You are confused. The image in a mirror is not inverted "left-right",
but rather front-back. And "knowledge" of that comes from the plane of
the mirror and its relationship to the sources of the image.
Humans, when looking at themselves in a mirror, INTERPRET the image of
their right hand as being the left hand of an "image person", because
this is common experience of the hands of other people. This is not what
actually happens: for a mirror in the north-south-up-down plane, the
image of your south hand is on the south -- NOT inverted left-right. If
you extend your arm toward the mirror while standing to the west of the
mirror, your real hand is to the east of your shoulder, but the image of
your hand is to the west of the image of your shoulder -- inverted
front-back.
> After all,
> physics has to be based on realistic facts instead of magic.
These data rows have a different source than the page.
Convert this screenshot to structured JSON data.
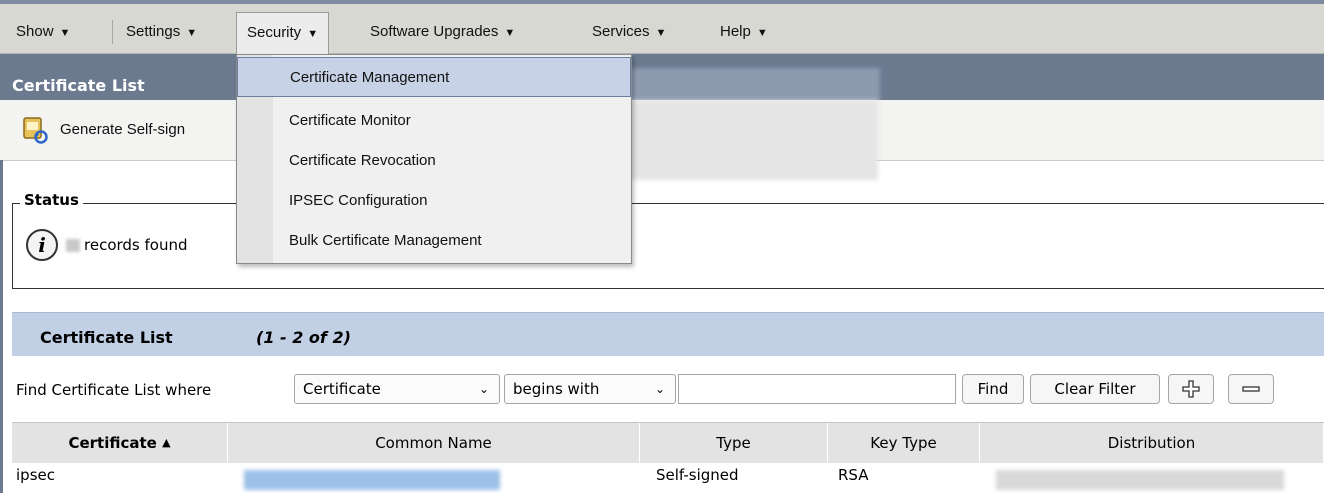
{
  "menubar": {
    "items": [
      {
        "label": "Show",
        "arrow": "▼"
      },
      {
        "label": "Settings",
        "arrow": "▼"
      },
      {
        "label": "Security",
        "arrow": "▼"
      },
      {
        "label": "Software Upgrades",
        "arrow": "▼"
      },
      {
        "label": "Services",
        "arrow": "▼"
      },
      {
        "label": "Help",
        "arrow": "▼"
      }
    ],
    "active": "Security"
  },
  "security_menu": {
    "items": [
      "Certificate Management",
      "Certificate Monitor",
      "Certificate Revocation",
      "IPSEC Configuration",
      "Bulk Certificate Management"
    ],
    "highlighted": "Certificate Management"
  },
  "titlebar": {
    "title": "Certificate List"
  },
  "toolbar": {
    "generate_label": "Generate Self-sign",
    "icon": "certificate-refresh-icon"
  },
  "status": {
    "legend": "Status",
    "message": "records found",
    "icon": "info-icon"
  },
  "list": {
    "title": "Certificate List",
    "range": "(1 - 2 of 2)",
    "find_label": "Find Certificate List where",
    "field_select": "Certificate",
    "operator_select": "begins with",
    "search_value": "",
    "find_button": "Find",
    "clear_button": "Clear Filter",
    "add_icon": "plus-icon",
    "remove_icon": "minus-icon"
  },
  "table": {
    "columns": [
      "Certificate",
      "Common Name",
      "Type",
      "Key Type",
      "Distribution"
    ],
    "sort_indicator": "▲",
    "rows": [
      {
        "certificate": "ipsec",
        "type": "Self-signed",
        "key_type": "RSA"
      }
    ]
  },
  "colors": {
    "menubar": "#d8d8d2",
    "titlebar": "#6c7a90",
    "list_header": "#c2d0e6",
    "menu_highlight": "#c8d2e6"
  }
}
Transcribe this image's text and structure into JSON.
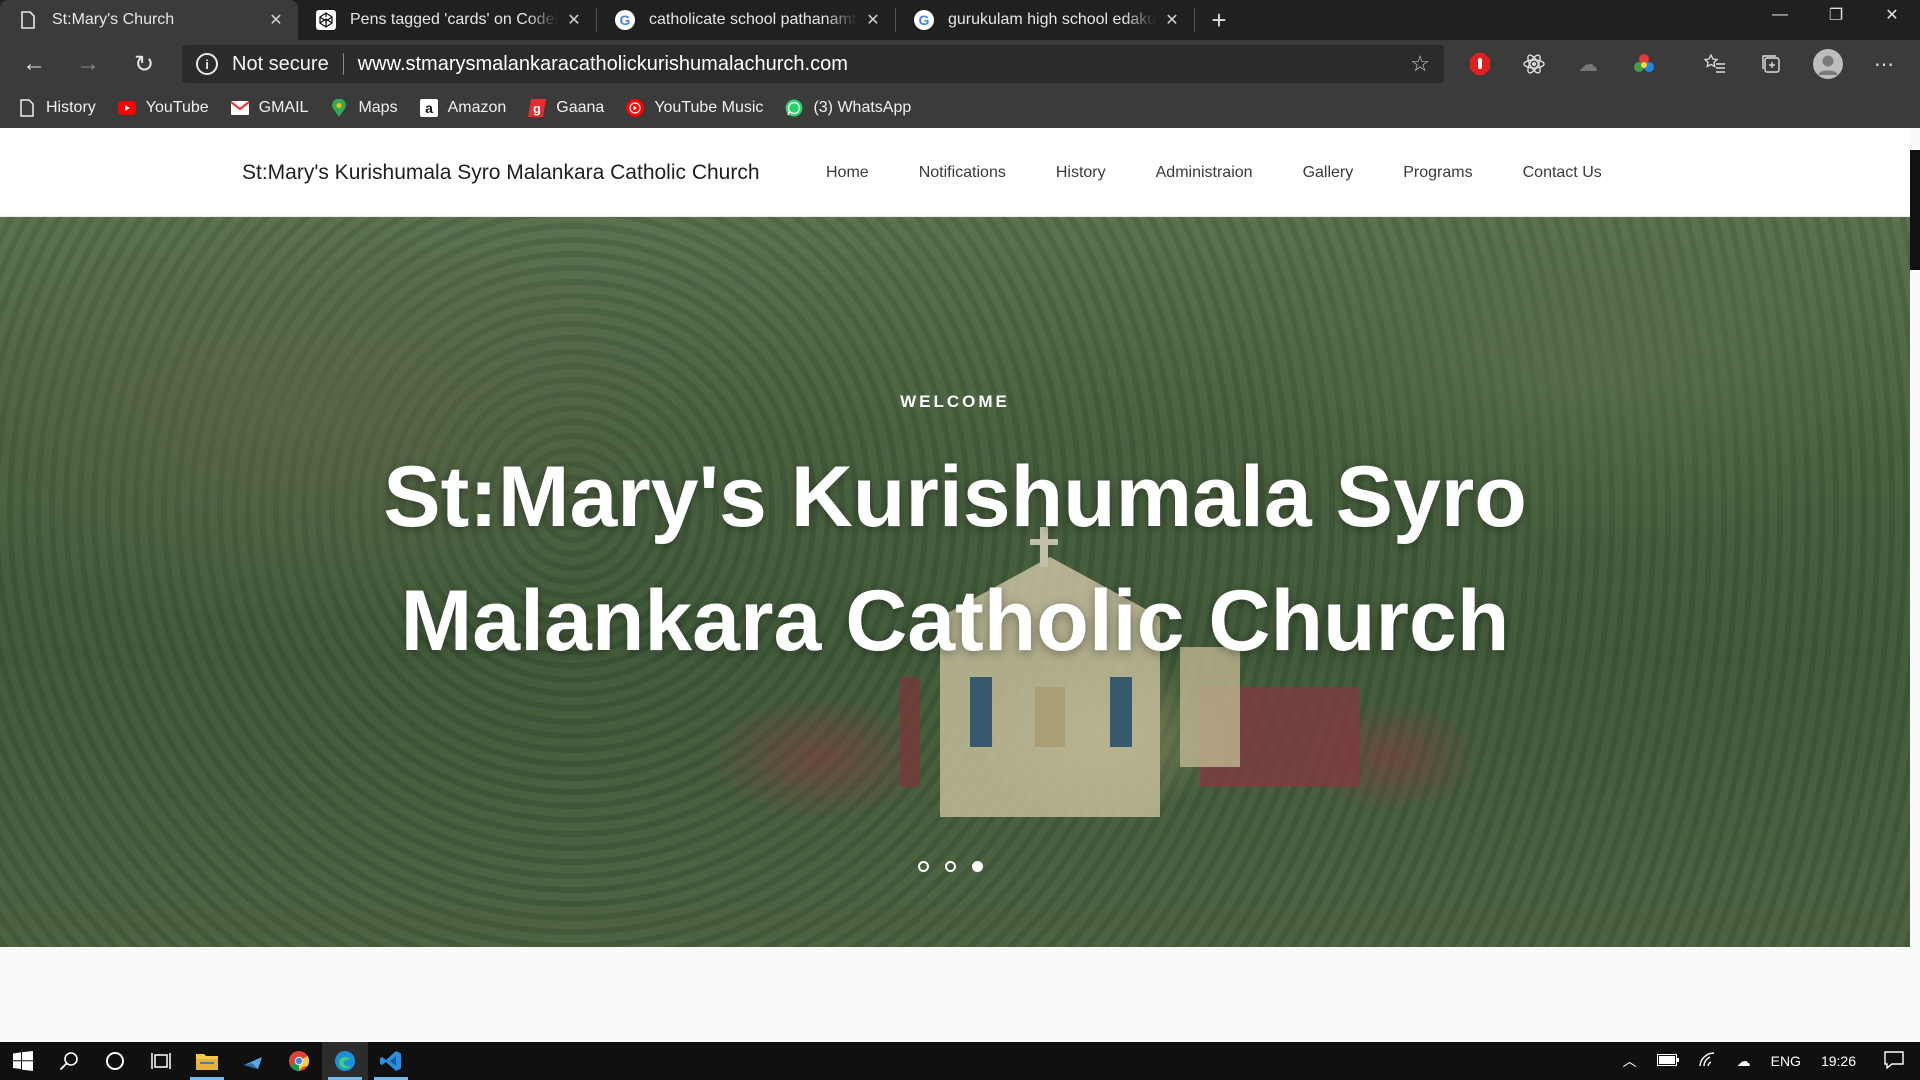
{
  "tabs": [
    {
      "title": "St:Mary's Church",
      "active": true
    },
    {
      "title": "Pens tagged 'cards' on CodePen",
      "active": false
    },
    {
      "title": "catholicate school pathanamthitta",
      "active": false
    },
    {
      "title": "gurukulam high school edakulam",
      "active": false
    }
  ],
  "address": {
    "security_label": "Not secure",
    "url": "www.stmarysmalankaracatholickurishumalachurch.com"
  },
  "bookmarks": [
    {
      "label": "History",
      "icon": "page-icon"
    },
    {
      "label": "YouTube",
      "icon": "youtube-icon"
    },
    {
      "label": "GMAIL",
      "icon": "gmail-icon"
    },
    {
      "label": "Maps",
      "icon": "maps-icon"
    },
    {
      "label": "Amazon",
      "icon": "amazon-icon"
    },
    {
      "label": "Gaana",
      "icon": "gaana-icon"
    },
    {
      "label": "YouTube Music",
      "icon": "youtube-music-icon"
    },
    {
      "label": "(3) WhatsApp",
      "icon": "whatsapp-icon"
    }
  ],
  "site": {
    "brand": "St:Mary's Kurishumala Syro Malankara Catholic Church",
    "menu": [
      "Home",
      "Notifications",
      "History",
      "Administraion",
      "Gallery",
      "Programs",
      "Contact Us"
    ]
  },
  "hero": {
    "kicker": "WELCOME",
    "title_line1": "St:Mary's Kurishumala Syro",
    "title_line2": "Malankara Catholic Church",
    "slides": 3,
    "active_slide": 3
  },
  "taskbar": {
    "language": "ENG",
    "time": "19:26"
  },
  "colors": {
    "tabbar_bg": "#202020",
    "toolbar_bg": "#3b3b3b",
    "taskbar_bg": "#101010",
    "accent": "#76b9ed"
  }
}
This is not "magic", this is lack of understanding on your part.
Tom Roberts
Hawkwind - 29 Dec 2006 19:49 GMT
Tom Roberts schrieb:
> > One of the basic beliefs of modern physics is that the picture
> > which is created by the
[quoted text clipped - 20 lines]
>
> This is not "magic", this is lack of understanding on your part.
Tom, you have missed the irony in my posting: it had been meant as a
sarcastic reply to the original post of this thread "how does light
know how fast ... "
May be, this was my fault. English isn't my mother tongue, and to write
ironic posts in a foreign language is always a risk.